Depuis, la Justice a fait son œuvre et les auteurs de cet assassinat ont été sanctionnés, conformément à la loi. Si nous sommes réunis, dix-huit ans après ce crime, c’est pour réaffirmer notre attachement à la République, à ses valeurs et à ses principes. Unis, comme nous l’avons été aussi après les attentats dramatiques de Paris en janvier et novembre derniers. Ces évènements sont différents, naturellement. Mais ils nous rappellent, avec une force terrible, que les valeurs qui nous animent sont aussi précieuses que fragiles, et périssables que les hommes qui les font vivre. Notre idéal commun, c’est de vivre sous le règne de lois librement consenties, dans un Etat de droit garantissant la paix civile. Notre idéal commun est gravé dans des institutions, la République, garante des valeurs que nous chérissons. Ces valeurs s’incarnent dans des hommes : Claude ERIGNAC étant l’un d’entre eux. Sa mort nous a tous frappés au cœur : à travers lui, tous ceux qui partagent le même idéal de liberté, d’égalité et de fraternité ont été touchés, meurtris au plus profond. La Corse l’a bien compris, qui, alors, s’était levée, forte de 40.000 de ses hommes et de ses femmes, à l’occasion de la plus grande manifestation de l’Histoire de l’île.

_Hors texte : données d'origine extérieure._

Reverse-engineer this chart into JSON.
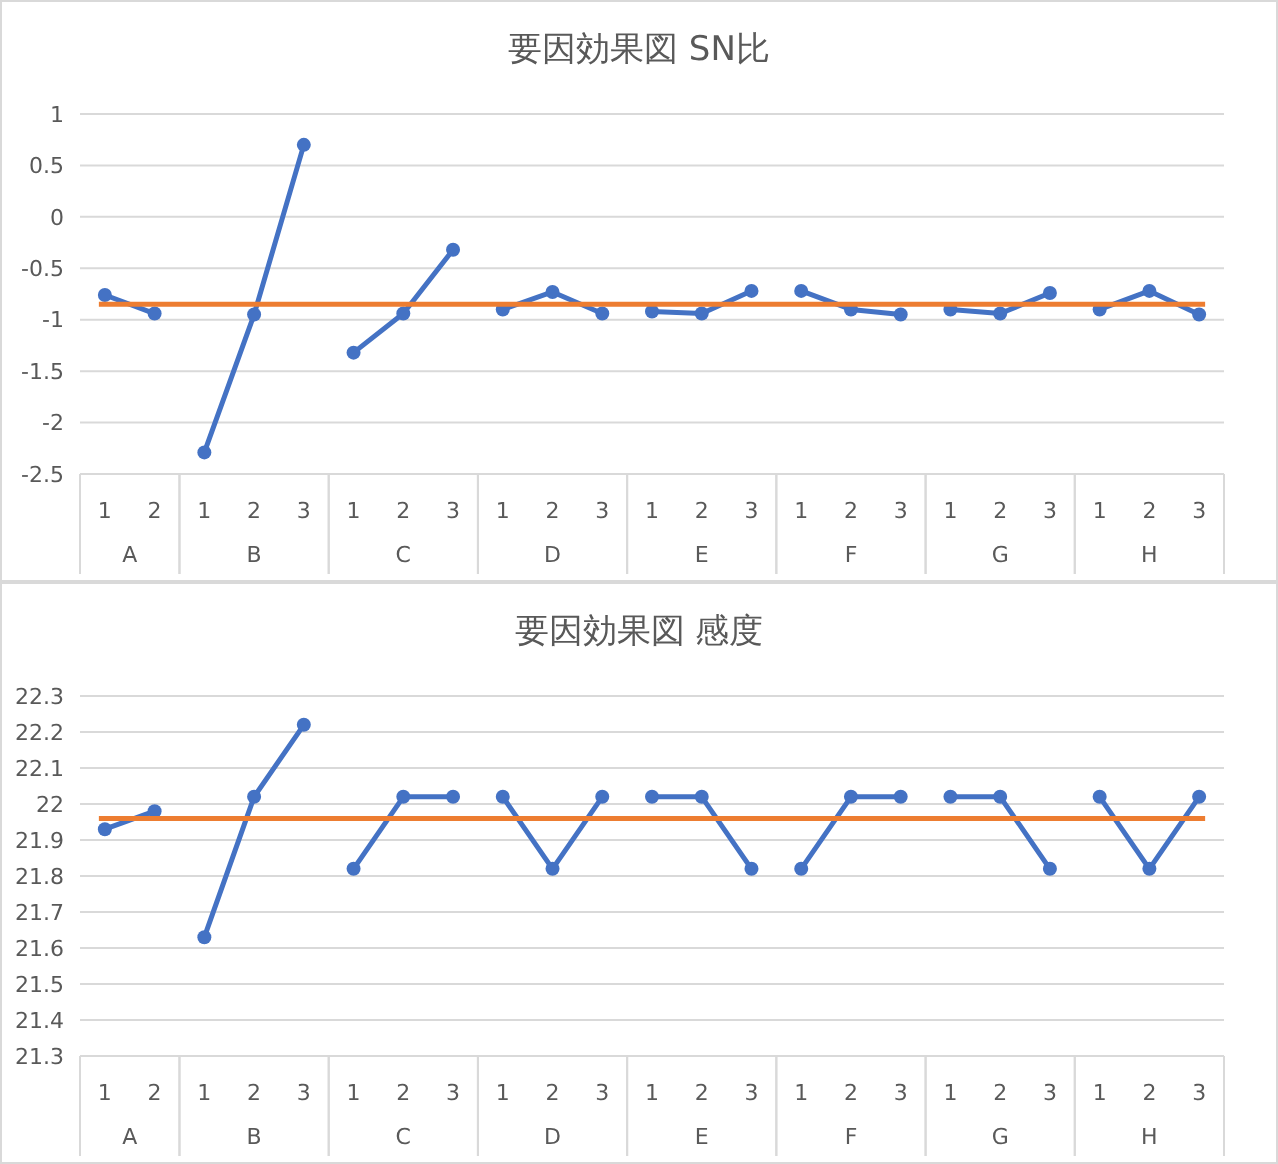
{
  "chart_data": [
    {
      "type": "line",
      "title": "要因効果図 SN比",
      "categories": [
        "1",
        "2",
        "1",
        "2",
        "3",
        "1",
        "2",
        "3",
        "1",
        "2",
        "3",
        "1",
        "2",
        "3",
        "1",
        "2",
        "3",
        "1",
        "2",
        "3",
        "1",
        "2",
        "3"
      ],
      "series": [
        {
          "color": "#4472c4",
          "values": [
            -0.76,
            -0.94,
            null,
            null,
            null,
            null,
            null,
            null,
            null,
            null,
            null,
            null,
            null,
            null,
            null,
            null,
            null,
            null,
            null,
            null,
            null,
            null,
            null
          ]
        },
        {
          "color": "#4472c4",
          "values": [
            null,
            null,
            -2.29,
            -0.95,
            0.7,
            null,
            null,
            null,
            null,
            null,
            null,
            null,
            null,
            null,
            null,
            null,
            null,
            null,
            null,
            null,
            null,
            null,
            null
          ]
        },
        {
          "color": "#4472c4",
          "values": [
            null,
            null,
            null,
            null,
            null,
            -1.32,
            -0.94,
            -0.32,
            null,
            null,
            null,
            null,
            null,
            null,
            null,
            null,
            null,
            null,
            null,
            null,
            null,
            null,
            null
          ]
        },
        {
          "color": "#4472c4",
          "values": [
            null,
            null,
            null,
            null,
            null,
            null,
            null,
            null,
            -0.9,
            -0.73,
            -0.94,
            null,
            null,
            null,
            null,
            null,
            null,
            null,
            null,
            null,
            null,
            null,
            null
          ]
        },
        {
          "color": "#4472c4",
          "values": [
            null,
            null,
            null,
            null,
            null,
            null,
            null,
            null,
            null,
            null,
            null,
            -0.92,
            -0.94,
            -0.72,
            null,
            null,
            null,
            null,
            null,
            null,
            null,
            null,
            null
          ]
        },
        {
          "color": "#4472c4",
          "values": [
            null,
            null,
            null,
            null,
            null,
            null,
            null,
            null,
            null,
            null,
            null,
            null,
            null,
            null,
            -0.72,
            -0.9,
            -0.95,
            null,
            null,
            null,
            null,
            null,
            null
          ]
        },
        {
          "color": "#4472c4",
          "values": [
            null,
            null,
            null,
            null,
            null,
            null,
            null,
            null,
            null,
            null,
            null,
            null,
            null,
            null,
            null,
            null,
            null,
            -0.9,
            -0.94,
            -0.74,
            null,
            null,
            null
          ]
        },
        {
          "color": "#4472c4",
          "values": [
            null,
            null,
            null,
            null,
            null,
            null,
            null,
            null,
            null,
            null,
            null,
            null,
            null,
            null,
            null,
            null,
            null,
            null,
            null,
            null,
            -0.9,
            -0.72,
            -0.95
          ]
        }
      ],
      "annotations": [
        "A",
        "B",
        "C",
        "D",
        "E",
        "F",
        "G",
        "H"
      ],
      "ref_lines": [
        {
          "axis": "y",
          "value": -0.85,
          "color": "#ed7d31"
        }
      ],
      "ylim": [
        -2.5,
        1
      ],
      "yticks": [
        -2.5,
        -2,
        -1.5,
        -1,
        -0.5,
        0,
        0.5,
        1
      ],
      "grid": "y",
      "marker": "circle"
    },
    {
      "type": "line",
      "title": "要因効果図 感度",
      "categories": [
        "1",
        "2",
        "1",
        "2",
        "3",
        "1",
        "2",
        "3",
        "1",
        "2",
        "3",
        "1",
        "2",
        "3",
        "1",
        "2",
        "3",
        "1",
        "2",
        "3",
        "1",
        "2",
        "3"
      ],
      "series": [
        {
          "color": "#4472c4",
          "values": [
            21.93,
            21.98,
            null,
            null,
            null,
            null,
            null,
            null,
            null,
            null,
            null,
            null,
            null,
            null,
            null,
            null,
            null,
            null,
            null,
            null,
            null,
            null,
            null
          ]
        },
        {
          "color": "#4472c4",
          "values": [
            null,
            null,
            21.63,
            22.02,
            22.22,
            null,
            null,
            null,
            null,
            null,
            null,
            null,
            null,
            null,
            null,
            null,
            null,
            null,
            null,
            null,
            null,
            null,
            null
          ]
        },
        {
          "color": "#4472c4",
          "values": [
            null,
            null,
            null,
            null,
            null,
            21.82,
            22.02,
            22.02,
            null,
            null,
            null,
            null,
            null,
            null,
            null,
            null,
            null,
            null,
            null,
            null,
            null,
            null,
            null
          ]
        },
        {
          "color": "#4472c4",
          "values": [
            null,
            null,
            null,
            null,
            null,
            null,
            null,
            null,
            22.02,
            21.82,
            22.02,
            null,
            null,
            null,
            null,
            null,
            null,
            null,
            null,
            null,
            null,
            null,
            null
          ]
        },
        {
          "color": "#4472c4",
          "values": [
            null,
            null,
            null,
            null,
            null,
            null,
            null,
            null,
            null,
            null,
            null,
            22.02,
            22.02,
            21.82,
            null,
            null,
            null,
            null,
            null,
            null,
            null,
            null,
            null
          ]
        },
        {
          "color": "#4472c4",
          "values": [
            null,
            null,
            null,
            null,
            null,
            null,
            null,
            null,
            null,
            null,
            null,
            null,
            null,
            null,
            21.82,
            22.02,
            22.02,
            null,
            null,
            null,
            null,
            null,
            null
          ]
        },
        {
          "color": "#4472c4",
          "values": [
            null,
            null,
            null,
            null,
            null,
            null,
            null,
            null,
            null,
            null,
            null,
            null,
            null,
            null,
            null,
            null,
            null,
            22.02,
            22.02,
            21.82,
            null,
            null,
            null
          ]
        },
        {
          "color": "#4472c4",
          "values": [
            null,
            null,
            null,
            null,
            null,
            null,
            null,
            null,
            null,
            null,
            null,
            null,
            null,
            null,
            null,
            null,
            null,
            null,
            null,
            null,
            22.02,
            21.82,
            22.02
          ]
        }
      ],
      "annotations": [
        "A",
        "B",
        "C",
        "D",
        "E",
        "F",
        "G",
        "H"
      ],
      "ref_lines": [
        {
          "axis": "y",
          "value": 21.96,
          "color": "#ed7d31"
        }
      ],
      "ylim": [
        21.3,
        22.3
      ],
      "yticks": [
        21.3,
        21.4,
        21.5,
        21.6,
        21.7,
        21.8,
        21.9,
        22,
        22.1,
        22.2,
        22.3
      ],
      "grid": "y",
      "marker": "circle"
    }
  ]
}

Citoyens de Corse, vous êtes présents chaque fois que la République, notre bien commun, est menacée dans ce qu’elle a de plus cher, et pour s’opposer farouchement à la violence, qui n’a jamais de sens, jamais de légitimité, jamais d’issue, et que rien ne saurait justifier. 18 ans après l’assassinat du Préfet ERIGNAC, sa mort continue de donner forme, jour après jour, à l’action publique en Corse. Sa mort nous oblige, collectivement. Nous oblige d’agir pour une île réconciliée, tournée vers le développement, solidaire, ouverte sur le monde méditerranéen, dotée des outils nécessaires pour regarder avec confiance son avenir, débattu dans un dialogue serein entre les différentes sensibilités parcourant les assemblées élues de l’île, entre ces mêmes assemblées et le Gouvernement.

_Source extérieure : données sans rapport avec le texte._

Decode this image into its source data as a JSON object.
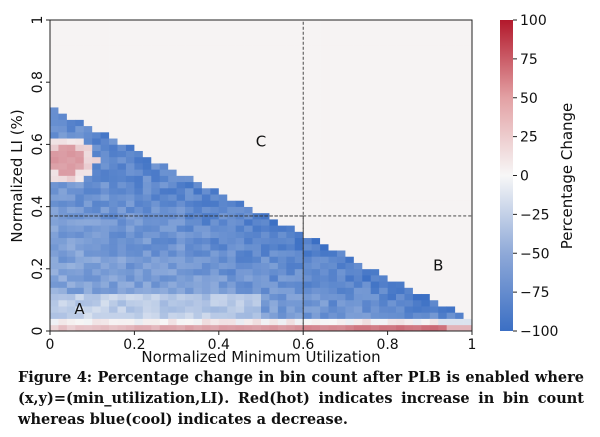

Plus que jamais, alors que notre pays traverse des moments difficiles, que la Corse se trouve confrontée à une crise économique et à des difficultés sociales qui fragilisent la cohésion de la communauté insulaire, conduisent certains à vouloir dresser les identités, les cultures, les Histoires, les unes contres les autres, nous devons nous rappeler de l’engagement de Claude ERIGNAC pour une Corse vivant dans la paix et jouissant de ses extraordinaires atouts. La République sera toujours aux côtés de la Corse à qui l’unit une communauté de valeurs, de principes, d’histoire et de destin. L’identité de la Corse, son âme, se nourrissent des valeurs de notre République, autant qu’elle les nourrit en retour. C’est ainsi avec confiance, avec fierté que je peux dire ici, aujourd’hui :
« Vive la Corse, Vive la République, Vive la France ».